La société du Val d’Osne est une fonderie d'art créée en 1835 par Jean Pierre Victor André, inventeur de la fonte de fer d'ornement, pour fabriquer du mobilier urbain notamment. Tandis que ses ateliers se trouvaient au Val d’Osne en Haute Marne, son siège social ainsi que son magasin d’exposition se situaient au 58, boulevard Voltaire, dans le 11ème arrondissement de Paris. A sa mort, son neveu, Hippolyte André (1826-1891), reprend l’affaire. L’importance de la fonderie est telle qu’elle ne tarde pas à absorber les sociétés concurrentes comme André, Barbezat et Ducel.

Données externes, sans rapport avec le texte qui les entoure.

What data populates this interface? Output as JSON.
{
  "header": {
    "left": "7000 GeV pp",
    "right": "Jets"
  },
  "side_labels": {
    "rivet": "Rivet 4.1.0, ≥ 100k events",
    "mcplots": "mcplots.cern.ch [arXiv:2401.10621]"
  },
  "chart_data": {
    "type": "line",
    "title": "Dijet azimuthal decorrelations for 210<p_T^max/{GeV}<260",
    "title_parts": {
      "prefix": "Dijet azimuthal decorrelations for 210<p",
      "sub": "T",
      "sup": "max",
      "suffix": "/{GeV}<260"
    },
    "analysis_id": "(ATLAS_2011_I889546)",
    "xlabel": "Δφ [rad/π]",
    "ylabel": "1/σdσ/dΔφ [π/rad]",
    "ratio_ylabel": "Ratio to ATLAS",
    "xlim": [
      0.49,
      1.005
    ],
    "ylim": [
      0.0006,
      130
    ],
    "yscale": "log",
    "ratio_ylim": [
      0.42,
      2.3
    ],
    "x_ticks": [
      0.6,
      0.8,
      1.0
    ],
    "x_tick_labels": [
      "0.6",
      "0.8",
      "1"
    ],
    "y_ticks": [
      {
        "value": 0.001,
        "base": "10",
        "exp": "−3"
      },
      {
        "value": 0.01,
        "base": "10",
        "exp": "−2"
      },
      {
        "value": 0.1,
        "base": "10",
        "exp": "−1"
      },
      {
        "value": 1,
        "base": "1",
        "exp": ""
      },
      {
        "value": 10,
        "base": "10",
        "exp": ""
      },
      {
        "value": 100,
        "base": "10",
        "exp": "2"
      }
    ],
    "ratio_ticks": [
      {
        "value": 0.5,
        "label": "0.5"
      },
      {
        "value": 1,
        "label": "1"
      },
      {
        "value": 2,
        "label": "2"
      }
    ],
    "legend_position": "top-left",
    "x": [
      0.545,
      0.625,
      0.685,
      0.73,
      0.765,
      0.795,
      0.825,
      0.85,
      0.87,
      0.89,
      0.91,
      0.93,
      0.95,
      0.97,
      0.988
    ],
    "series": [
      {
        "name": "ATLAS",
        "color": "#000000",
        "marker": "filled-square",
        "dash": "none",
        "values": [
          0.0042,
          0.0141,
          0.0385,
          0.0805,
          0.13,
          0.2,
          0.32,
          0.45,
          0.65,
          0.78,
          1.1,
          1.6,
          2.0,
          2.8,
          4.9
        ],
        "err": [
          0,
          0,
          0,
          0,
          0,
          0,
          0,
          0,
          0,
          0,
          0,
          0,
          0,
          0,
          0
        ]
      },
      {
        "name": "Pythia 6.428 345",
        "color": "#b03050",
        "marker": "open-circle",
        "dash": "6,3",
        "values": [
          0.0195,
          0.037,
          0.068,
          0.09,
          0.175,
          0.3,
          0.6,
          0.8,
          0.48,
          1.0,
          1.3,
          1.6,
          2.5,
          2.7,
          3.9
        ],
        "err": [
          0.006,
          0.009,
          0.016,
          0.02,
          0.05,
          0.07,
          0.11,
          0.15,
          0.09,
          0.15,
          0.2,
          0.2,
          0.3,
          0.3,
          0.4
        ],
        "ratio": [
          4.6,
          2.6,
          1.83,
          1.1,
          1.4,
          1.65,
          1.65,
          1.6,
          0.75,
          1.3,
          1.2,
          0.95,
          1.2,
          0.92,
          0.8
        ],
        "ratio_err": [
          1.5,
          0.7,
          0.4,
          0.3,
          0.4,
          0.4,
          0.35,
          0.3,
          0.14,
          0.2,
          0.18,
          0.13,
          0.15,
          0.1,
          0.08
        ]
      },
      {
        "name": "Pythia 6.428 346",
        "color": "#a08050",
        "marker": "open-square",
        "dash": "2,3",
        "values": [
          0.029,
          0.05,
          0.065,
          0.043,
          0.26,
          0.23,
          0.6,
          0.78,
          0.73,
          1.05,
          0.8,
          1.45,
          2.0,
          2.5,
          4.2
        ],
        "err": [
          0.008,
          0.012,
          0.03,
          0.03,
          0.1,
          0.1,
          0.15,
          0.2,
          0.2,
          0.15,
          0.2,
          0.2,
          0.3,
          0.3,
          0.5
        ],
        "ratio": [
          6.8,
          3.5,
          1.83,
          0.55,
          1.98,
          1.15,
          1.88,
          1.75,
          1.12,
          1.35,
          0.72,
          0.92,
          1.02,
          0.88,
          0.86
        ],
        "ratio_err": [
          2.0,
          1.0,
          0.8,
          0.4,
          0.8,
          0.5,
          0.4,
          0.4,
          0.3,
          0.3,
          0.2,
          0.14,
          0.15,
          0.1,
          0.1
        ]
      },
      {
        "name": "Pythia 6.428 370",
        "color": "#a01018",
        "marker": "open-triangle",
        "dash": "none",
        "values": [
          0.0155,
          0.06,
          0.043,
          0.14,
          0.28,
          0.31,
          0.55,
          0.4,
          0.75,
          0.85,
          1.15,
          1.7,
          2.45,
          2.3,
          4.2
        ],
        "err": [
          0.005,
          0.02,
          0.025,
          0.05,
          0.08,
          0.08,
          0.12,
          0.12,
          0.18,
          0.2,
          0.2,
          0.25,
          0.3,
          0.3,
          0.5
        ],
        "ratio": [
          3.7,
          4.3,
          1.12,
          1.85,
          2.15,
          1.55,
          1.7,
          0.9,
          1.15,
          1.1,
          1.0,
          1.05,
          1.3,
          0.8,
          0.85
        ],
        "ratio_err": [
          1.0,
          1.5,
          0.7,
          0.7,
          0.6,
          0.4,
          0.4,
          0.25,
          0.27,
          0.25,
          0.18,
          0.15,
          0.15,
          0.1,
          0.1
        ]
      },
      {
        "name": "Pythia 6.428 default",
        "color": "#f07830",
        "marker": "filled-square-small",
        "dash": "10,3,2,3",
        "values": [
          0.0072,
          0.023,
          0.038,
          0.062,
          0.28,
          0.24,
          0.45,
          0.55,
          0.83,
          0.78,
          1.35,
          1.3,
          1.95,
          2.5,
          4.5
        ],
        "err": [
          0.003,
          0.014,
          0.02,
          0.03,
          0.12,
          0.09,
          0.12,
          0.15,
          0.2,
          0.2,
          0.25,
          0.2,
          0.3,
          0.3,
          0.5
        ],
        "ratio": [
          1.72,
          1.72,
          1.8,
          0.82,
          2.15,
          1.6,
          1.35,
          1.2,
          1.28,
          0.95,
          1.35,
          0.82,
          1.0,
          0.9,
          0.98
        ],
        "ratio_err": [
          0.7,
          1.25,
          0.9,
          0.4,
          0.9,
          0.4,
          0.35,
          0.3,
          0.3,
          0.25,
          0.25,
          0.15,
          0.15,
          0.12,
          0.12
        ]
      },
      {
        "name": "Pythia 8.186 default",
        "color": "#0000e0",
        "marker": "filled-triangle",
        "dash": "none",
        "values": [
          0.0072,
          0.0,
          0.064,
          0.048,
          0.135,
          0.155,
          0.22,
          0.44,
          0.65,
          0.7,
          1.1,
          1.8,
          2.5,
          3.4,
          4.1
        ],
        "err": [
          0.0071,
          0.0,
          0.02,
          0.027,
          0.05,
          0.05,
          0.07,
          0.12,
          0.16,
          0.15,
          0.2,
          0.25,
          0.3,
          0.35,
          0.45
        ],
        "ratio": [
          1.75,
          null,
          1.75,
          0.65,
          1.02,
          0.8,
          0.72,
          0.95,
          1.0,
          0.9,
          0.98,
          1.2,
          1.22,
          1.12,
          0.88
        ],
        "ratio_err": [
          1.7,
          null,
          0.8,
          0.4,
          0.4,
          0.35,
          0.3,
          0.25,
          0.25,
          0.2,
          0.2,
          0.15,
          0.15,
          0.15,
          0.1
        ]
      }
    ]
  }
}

Elle devient ainsi la plus importante société en matière de fonte d’art en France. Réputée auprès de ses contemporains notamment grâce à ses fontaines monumentales, ses statues et grands groupes en fonte de fer réalisés d’après des modèles antiques classiques ou des modèles contemporains, la fonderie obtient plusieurs médailles lors des expositions des produits de l’industrie française. Elle reçoit une médaille de bronze en 1834, une médaille d’argent en 1839, des médailles d’or en 1844 et 1845. Elle participa également aux Expositions Universelles de Londres en 1851, de Paris en 1855, de Santiago en 1875, de Melbourne en 1879, à celles de Paris en 1878, où elle est récompensée du Grand prix et de deux médailles d’or, 1889 (hors concours et membre du jury) et 1900 (hors concours et membre du jury). Elle réalise cette même année les quatre grands ensembles en bronze doré du pont Alexandre III. Les catalogues de vente de la société nous permettent aujourd’hui d’apprécier la richesse des objets d’art qu’elle produisait ainsi que de constater ses diverses sources d’inspiration. Car ce qui a fait la renommée de la maison, ce sont aussi ses fréquentes collaborations avec les plus grands artistes de l’époque parmi lesquels Carrier-Belleuse, Mathurin Moreau, Pradier et Eugène Piat.
Cette paire de statues en fonte représentant des Indiens d’Amérique du Nord est particulièrement intéressante par son originalité iconographique et sa qualité de réalisation. Oeuvre de la plus grande société de fonte d’art en France, elle témoigne de l’intérêt croissant des Français pour les Etats-Unis à la même époque et de l’imaginaire collectif de ce Nouveau Monde.